Jaś nie był przekonany, ale gdy królik schował się w norze, nachylił się i zbliżył głowę do krawędzi. Otwór okazał się całkiem duży, głowa zmieściła się swobodnie. Jaś spróbował wsunąć ramiona i udało mu się bez trudu. Wczołgał się do nory, chwilę szedł na czworakach, aż zauważył, że jama bardzo się powiększyła. Wstał i rozejrzał się. Królicza norka przypominała teraz jaskinię. Obok niego, na tylnych łapach stał królik Franciszek. Był tak wysoki, jak chłopiec.
 - O, ale urosłeś — stwierdził Jaś.
 - Tak będzie łatwiej się rozmawiało, nieprawdaż? A jak ty właściwie masz na imię? — spytał królik.
 - Jaś — przedstawił się chłopiec i z powagą uścisnął króliczą łapkę. Widniał na niej niezwykły, bardzo skomplikowany i świecący zegarek.
 - To jest urządzenie zmniejszające — Franciszek zauważył pytający wzrok Jasia. - Dzięki niemu pokażę ci wszystko. Możemy zaczynać?
 - Tak, proszę — powiedział Jaś.
Królik nacisnął coś na swoim zegarku, a ten rozwinął się, jak szybko rozkwitający kwiat. Wyskoczyły z niego jakieś tarcze, pokrętła i przyciski. W powietrzu wyświetlił się półprzezroczysty ekran. Królik z wielką wprawą manipulował przyciskami i kręcił gałkami, aż zawołał:
 - Gotowe! Od tej pory każdy krok w głąb mojej norki zmniejszy nas dwukrotnie. Przygotuj się na pierwszy krok. Pamiętaj, robimy wyłącznie po jednym kroku naraz!
 - Dobrze — Jasiowi z wrażenia spociły się dłonie.
 - Uwaga! Teraz! — krzyknął królik.
Chłopiec i zwierzę zrobili jeden krok naprzód. Ściany jaskini rozsunęły się gwałtownie, sufit uleciał w górę. Ziarna piasku pod stopami powiększyły się i piasek wyglądał teraz jak bardzo gruby żwir.
 - Teraz! — krzyknął ponownie Franciszek. Ściany i sufit oddaliły się jeszcze bardziej.
 - Teraz! Teraz! Teraz! — komenderował królik.
Piasek pod ich stopami powiększył się do rozmiarów kamieni.
 - Musimy bardzo uważać — powiedział królik. — Zaraz piasek przemieni się w wielkie kamienie. Będziemy musieli przeskoczyć z kamienia na kamień. Później będzie już łatwiej. Chwyć mnie za rękę. Zrozumiałeś?
 - Tak — chłopiec zacisnął dłoń na króliczej łapce.
 - Teraz! Teraz! Skacz! — zawołał Franciszek i pociągnął Jasia za sobą.

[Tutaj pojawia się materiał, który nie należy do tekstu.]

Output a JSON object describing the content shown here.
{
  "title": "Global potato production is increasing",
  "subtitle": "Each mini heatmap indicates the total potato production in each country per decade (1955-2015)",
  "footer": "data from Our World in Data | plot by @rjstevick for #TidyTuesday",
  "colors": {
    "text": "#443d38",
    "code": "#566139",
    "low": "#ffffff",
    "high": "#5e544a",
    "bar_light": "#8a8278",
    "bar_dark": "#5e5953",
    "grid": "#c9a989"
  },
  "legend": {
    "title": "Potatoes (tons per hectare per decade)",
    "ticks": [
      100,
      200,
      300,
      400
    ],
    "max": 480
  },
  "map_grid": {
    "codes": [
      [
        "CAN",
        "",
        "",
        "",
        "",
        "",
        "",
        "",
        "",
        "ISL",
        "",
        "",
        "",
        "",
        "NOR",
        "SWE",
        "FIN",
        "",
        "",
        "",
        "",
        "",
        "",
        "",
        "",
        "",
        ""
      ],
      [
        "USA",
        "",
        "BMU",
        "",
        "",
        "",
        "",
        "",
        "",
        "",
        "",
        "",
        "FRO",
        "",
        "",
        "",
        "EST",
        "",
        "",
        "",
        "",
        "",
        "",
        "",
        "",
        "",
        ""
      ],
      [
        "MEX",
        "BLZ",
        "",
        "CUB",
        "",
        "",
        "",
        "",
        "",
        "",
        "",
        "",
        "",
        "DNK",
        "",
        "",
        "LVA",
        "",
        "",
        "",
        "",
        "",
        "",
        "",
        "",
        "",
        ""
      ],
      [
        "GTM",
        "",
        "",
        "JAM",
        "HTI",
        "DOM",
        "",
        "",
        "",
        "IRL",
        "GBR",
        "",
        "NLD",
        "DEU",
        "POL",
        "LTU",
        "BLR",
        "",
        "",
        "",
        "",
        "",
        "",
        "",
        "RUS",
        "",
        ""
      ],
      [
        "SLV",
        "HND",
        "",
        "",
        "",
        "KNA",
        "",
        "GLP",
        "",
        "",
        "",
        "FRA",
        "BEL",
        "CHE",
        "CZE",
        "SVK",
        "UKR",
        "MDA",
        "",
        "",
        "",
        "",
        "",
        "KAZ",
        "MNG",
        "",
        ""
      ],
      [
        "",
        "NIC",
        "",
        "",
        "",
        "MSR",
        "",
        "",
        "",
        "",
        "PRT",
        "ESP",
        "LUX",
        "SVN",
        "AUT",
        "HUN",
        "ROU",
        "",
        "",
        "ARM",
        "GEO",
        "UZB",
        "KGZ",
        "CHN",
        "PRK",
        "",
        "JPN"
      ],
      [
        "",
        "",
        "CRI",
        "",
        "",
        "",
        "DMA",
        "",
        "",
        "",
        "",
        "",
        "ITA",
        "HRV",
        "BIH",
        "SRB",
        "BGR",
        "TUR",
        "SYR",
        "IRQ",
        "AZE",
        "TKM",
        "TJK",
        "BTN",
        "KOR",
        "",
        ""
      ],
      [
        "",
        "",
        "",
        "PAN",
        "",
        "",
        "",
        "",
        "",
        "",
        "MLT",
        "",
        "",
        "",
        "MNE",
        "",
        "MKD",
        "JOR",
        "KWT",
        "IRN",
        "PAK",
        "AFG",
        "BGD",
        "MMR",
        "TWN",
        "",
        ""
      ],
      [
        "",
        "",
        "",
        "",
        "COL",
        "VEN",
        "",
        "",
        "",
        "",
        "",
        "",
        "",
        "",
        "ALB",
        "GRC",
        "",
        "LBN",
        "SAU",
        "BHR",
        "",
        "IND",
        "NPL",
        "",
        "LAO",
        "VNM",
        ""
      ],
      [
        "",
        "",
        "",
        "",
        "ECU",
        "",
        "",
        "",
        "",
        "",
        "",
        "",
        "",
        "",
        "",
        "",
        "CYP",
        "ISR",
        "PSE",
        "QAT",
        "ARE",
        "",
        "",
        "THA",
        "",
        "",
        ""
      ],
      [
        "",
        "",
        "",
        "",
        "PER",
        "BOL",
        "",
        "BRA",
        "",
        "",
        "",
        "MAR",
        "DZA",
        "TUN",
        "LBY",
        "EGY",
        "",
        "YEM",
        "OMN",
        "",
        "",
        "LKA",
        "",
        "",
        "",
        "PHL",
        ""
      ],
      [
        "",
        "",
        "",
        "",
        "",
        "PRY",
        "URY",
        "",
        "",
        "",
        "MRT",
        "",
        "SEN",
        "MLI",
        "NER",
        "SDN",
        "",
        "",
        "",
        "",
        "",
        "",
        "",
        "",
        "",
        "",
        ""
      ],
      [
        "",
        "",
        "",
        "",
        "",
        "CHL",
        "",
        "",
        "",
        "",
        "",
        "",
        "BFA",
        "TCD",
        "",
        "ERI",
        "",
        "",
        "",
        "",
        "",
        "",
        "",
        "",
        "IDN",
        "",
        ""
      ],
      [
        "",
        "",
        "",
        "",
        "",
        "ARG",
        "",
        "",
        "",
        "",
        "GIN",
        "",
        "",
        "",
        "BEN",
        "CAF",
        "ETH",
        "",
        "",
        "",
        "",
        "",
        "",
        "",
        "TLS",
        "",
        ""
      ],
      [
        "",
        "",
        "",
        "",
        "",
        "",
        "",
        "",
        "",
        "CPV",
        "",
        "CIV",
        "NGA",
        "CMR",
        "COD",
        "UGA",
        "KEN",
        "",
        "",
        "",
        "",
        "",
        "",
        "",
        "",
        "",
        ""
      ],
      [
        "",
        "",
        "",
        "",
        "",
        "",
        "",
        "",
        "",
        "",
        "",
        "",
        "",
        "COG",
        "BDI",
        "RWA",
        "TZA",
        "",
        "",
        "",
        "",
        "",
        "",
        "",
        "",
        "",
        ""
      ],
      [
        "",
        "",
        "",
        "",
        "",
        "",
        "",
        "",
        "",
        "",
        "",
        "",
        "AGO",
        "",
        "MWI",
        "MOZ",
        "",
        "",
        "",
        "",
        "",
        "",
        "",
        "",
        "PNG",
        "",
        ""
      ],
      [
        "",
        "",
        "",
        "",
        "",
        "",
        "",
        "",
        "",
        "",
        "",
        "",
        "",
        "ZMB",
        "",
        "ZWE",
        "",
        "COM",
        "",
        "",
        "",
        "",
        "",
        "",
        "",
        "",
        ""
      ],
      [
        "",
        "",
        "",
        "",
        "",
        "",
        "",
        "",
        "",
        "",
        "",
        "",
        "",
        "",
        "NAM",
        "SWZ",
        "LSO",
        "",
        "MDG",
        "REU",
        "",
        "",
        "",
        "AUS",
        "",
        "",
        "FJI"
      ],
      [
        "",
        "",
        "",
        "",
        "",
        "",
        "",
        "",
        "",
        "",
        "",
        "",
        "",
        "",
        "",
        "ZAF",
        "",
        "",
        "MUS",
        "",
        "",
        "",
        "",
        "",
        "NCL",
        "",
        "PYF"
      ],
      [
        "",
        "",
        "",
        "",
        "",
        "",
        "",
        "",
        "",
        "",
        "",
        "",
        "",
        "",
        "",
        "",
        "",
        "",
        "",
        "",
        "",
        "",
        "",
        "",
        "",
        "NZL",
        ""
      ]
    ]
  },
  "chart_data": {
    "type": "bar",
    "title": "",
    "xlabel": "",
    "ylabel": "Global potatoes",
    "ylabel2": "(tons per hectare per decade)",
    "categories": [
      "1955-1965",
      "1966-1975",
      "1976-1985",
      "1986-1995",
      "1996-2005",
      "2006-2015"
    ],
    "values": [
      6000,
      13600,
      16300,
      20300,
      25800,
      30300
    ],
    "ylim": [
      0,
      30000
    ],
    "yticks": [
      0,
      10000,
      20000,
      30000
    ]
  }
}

Wylądowali na wielkim głazie z płaskim szczytem. Jak okiem sięgnąć, rozciągało się morze podobnych głazów. Sufit króliczej nory był tak wysoko, że przypominał niebo. Nagle zauważyli wielkiego stwora który składał się jakby z trzech spłaszczonych kul porośniętych włosami. Stwór pędził ku nim na sześciu nogach. Z przodu miał drgające czułki, siatkowate oczy i wielkie żuwaczki. Był większy od słonia i poruszał się szybko. Grunt drgał wyraźnie w rytm jego kroków.
 - To mrówka! Cztery kroki do przodu, raz, dwa, trzy, cztery! — zawołał królik.
Mrówka powiększyła się tak bardzo, że była wielka, jak góra. Jej odwłok przepłynął nad nimi jak kosmata chmura. Głaz, na którym stali zatrząsł się gwałtownie, gdy noga mrówki stanęła na sąsiednim kamieniu. Na jej stopach widniały kolce, które zaczepiały o nierówności gruntu. Mrówka zrobiła kilka kroków i znikła im z oczu.
 - Ale się wystraszyłem — przyznał się Jaś. — Ta mrówka była taka wielka! Wyglądała jak potwór!
 - Nic nam nie groziło — uspokoił go królik. — Zawsze możemy zrobić kilka kroków i zmniejszyć się tak, że znikniemy napastnikowi z oczu. Ale teraz nie będzie już żadnych napastników, jesteśmy za mali.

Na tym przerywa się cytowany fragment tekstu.